Microsoft’s 365 Defender Research Team recently investigated an attack in which malicious OAuth applications were deployed on compromised cloud tenants.
Initial Access
The attacker first needed to compromise a cloud user’s account that had sufficient permissions in order to create a malicious OAuth application.
The threat actor did this by launching credential-stuffing attacks against high-risk accounts that didn’t have multi-factor authentication (MFA) enabled. They then leveraged the unsecured administrator accounts to gain initial access, said the research team.
Once the attacker had access to the cloud tenant, they created an OAuth application that added an inbound connector in the email server. The threat actor then used the malicious inbound connector to send spam emails that looked like they originated from the target’s domain. They sent the spam emails as part of a deceptive sweepstakes scheme meant to trick recipients into signing up for recurring paid subscriptions.

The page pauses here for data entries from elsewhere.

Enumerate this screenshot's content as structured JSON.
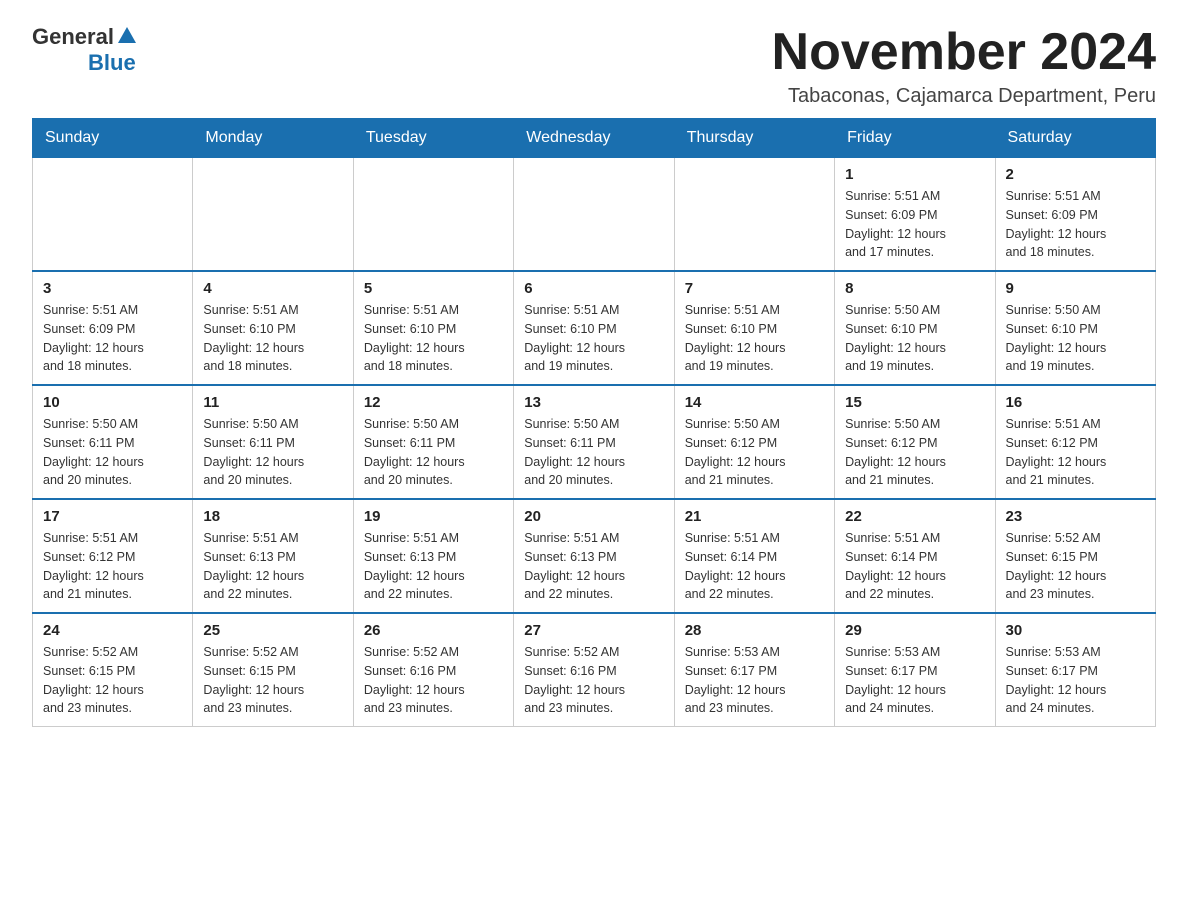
{
  "logo": {
    "general": "General",
    "blue": "Blue"
  },
  "header": {
    "month": "November 2024",
    "location": "Tabaconas, Cajamarca Department, Peru"
  },
  "weekdays": [
    "Sunday",
    "Monday",
    "Tuesday",
    "Wednesday",
    "Thursday",
    "Friday",
    "Saturday"
  ],
  "weeks": [
    [
      {
        "day": "",
        "info": ""
      },
      {
        "day": "",
        "info": ""
      },
      {
        "day": "",
        "info": ""
      },
      {
        "day": "",
        "info": ""
      },
      {
        "day": "",
        "info": ""
      },
      {
        "day": "1",
        "info": "Sunrise: 5:51 AM\nSunset: 6:09 PM\nDaylight: 12 hours\nand 17 minutes."
      },
      {
        "day": "2",
        "info": "Sunrise: 5:51 AM\nSunset: 6:09 PM\nDaylight: 12 hours\nand 18 minutes."
      }
    ],
    [
      {
        "day": "3",
        "info": "Sunrise: 5:51 AM\nSunset: 6:09 PM\nDaylight: 12 hours\nand 18 minutes."
      },
      {
        "day": "4",
        "info": "Sunrise: 5:51 AM\nSunset: 6:10 PM\nDaylight: 12 hours\nand 18 minutes."
      },
      {
        "day": "5",
        "info": "Sunrise: 5:51 AM\nSunset: 6:10 PM\nDaylight: 12 hours\nand 18 minutes."
      },
      {
        "day": "6",
        "info": "Sunrise: 5:51 AM\nSunset: 6:10 PM\nDaylight: 12 hours\nand 19 minutes."
      },
      {
        "day": "7",
        "info": "Sunrise: 5:51 AM\nSunset: 6:10 PM\nDaylight: 12 hours\nand 19 minutes."
      },
      {
        "day": "8",
        "info": "Sunrise: 5:50 AM\nSunset: 6:10 PM\nDaylight: 12 hours\nand 19 minutes."
      },
      {
        "day": "9",
        "info": "Sunrise: 5:50 AM\nSunset: 6:10 PM\nDaylight: 12 hours\nand 19 minutes."
      }
    ],
    [
      {
        "day": "10",
        "info": "Sunrise: 5:50 AM\nSunset: 6:11 PM\nDaylight: 12 hours\nand 20 minutes."
      },
      {
        "day": "11",
        "info": "Sunrise: 5:50 AM\nSunset: 6:11 PM\nDaylight: 12 hours\nand 20 minutes."
      },
      {
        "day": "12",
        "info": "Sunrise: 5:50 AM\nSunset: 6:11 PM\nDaylight: 12 hours\nand 20 minutes."
      },
      {
        "day": "13",
        "info": "Sunrise: 5:50 AM\nSunset: 6:11 PM\nDaylight: 12 hours\nand 20 minutes."
      },
      {
        "day": "14",
        "info": "Sunrise: 5:50 AM\nSunset: 6:12 PM\nDaylight: 12 hours\nand 21 minutes."
      },
      {
        "day": "15",
        "info": "Sunrise: 5:50 AM\nSunset: 6:12 PM\nDaylight: 12 hours\nand 21 minutes."
      },
      {
        "day": "16",
        "info": "Sunrise: 5:51 AM\nSunset: 6:12 PM\nDaylight: 12 hours\nand 21 minutes."
      }
    ],
    [
      {
        "day": "17",
        "info": "Sunrise: 5:51 AM\nSunset: 6:12 PM\nDaylight: 12 hours\nand 21 minutes."
      },
      {
        "day": "18",
        "info": "Sunrise: 5:51 AM\nSunset: 6:13 PM\nDaylight: 12 hours\nand 22 minutes."
      },
      {
        "day": "19",
        "info": "Sunrise: 5:51 AM\nSunset: 6:13 PM\nDaylight: 12 hours\nand 22 minutes."
      },
      {
        "day": "20",
        "info": "Sunrise: 5:51 AM\nSunset: 6:13 PM\nDaylight: 12 hours\nand 22 minutes."
      },
      {
        "day": "21",
        "info": "Sunrise: 5:51 AM\nSunset: 6:14 PM\nDaylight: 12 hours\nand 22 minutes."
      },
      {
        "day": "22",
        "info": "Sunrise: 5:51 AM\nSunset: 6:14 PM\nDaylight: 12 hours\nand 22 minutes."
      },
      {
        "day": "23",
        "info": "Sunrise: 5:52 AM\nSunset: 6:15 PM\nDaylight: 12 hours\nand 23 minutes."
      }
    ],
    [
      {
        "day": "24",
        "info": "Sunrise: 5:52 AM\nSunset: 6:15 PM\nDaylight: 12 hours\nand 23 minutes."
      },
      {
        "day": "25",
        "info": "Sunrise: 5:52 AM\nSunset: 6:15 PM\nDaylight: 12 hours\nand 23 minutes."
      },
      {
        "day": "26",
        "info": "Sunrise: 5:52 AM\nSunset: 6:16 PM\nDaylight: 12 hours\nand 23 minutes."
      },
      {
        "day": "27",
        "info": "Sunrise: 5:52 AM\nSunset: 6:16 PM\nDaylight: 12 hours\nand 23 minutes."
      },
      {
        "day": "28",
        "info": "Sunrise: 5:53 AM\nSunset: 6:17 PM\nDaylight: 12 hours\nand 23 minutes."
      },
      {
        "day": "29",
        "info": "Sunrise: 5:53 AM\nSunset: 6:17 PM\nDaylight: 12 hours\nand 24 minutes."
      },
      {
        "day": "30",
        "info": "Sunrise: 5:53 AM\nSunset: 6:17 PM\nDaylight: 12 hours\nand 24 minutes."
      }
    ]
  ]
}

Based on the high success rate of authentication attempts, it is likely the attacker used a dump of compromised credentials. The 365 Defender Research Team’s investigation revealed that 86% of the compromised tenants had at least one admin with a real-time high-risk score. It is also important to note that all the compromised administrators had multi-factor authentication turned off, which could have stopped the attack.
In the past few years, Microsoft has observed an escalation in threat actors, including nation-state actors, using OAuth applications for malicious purposes.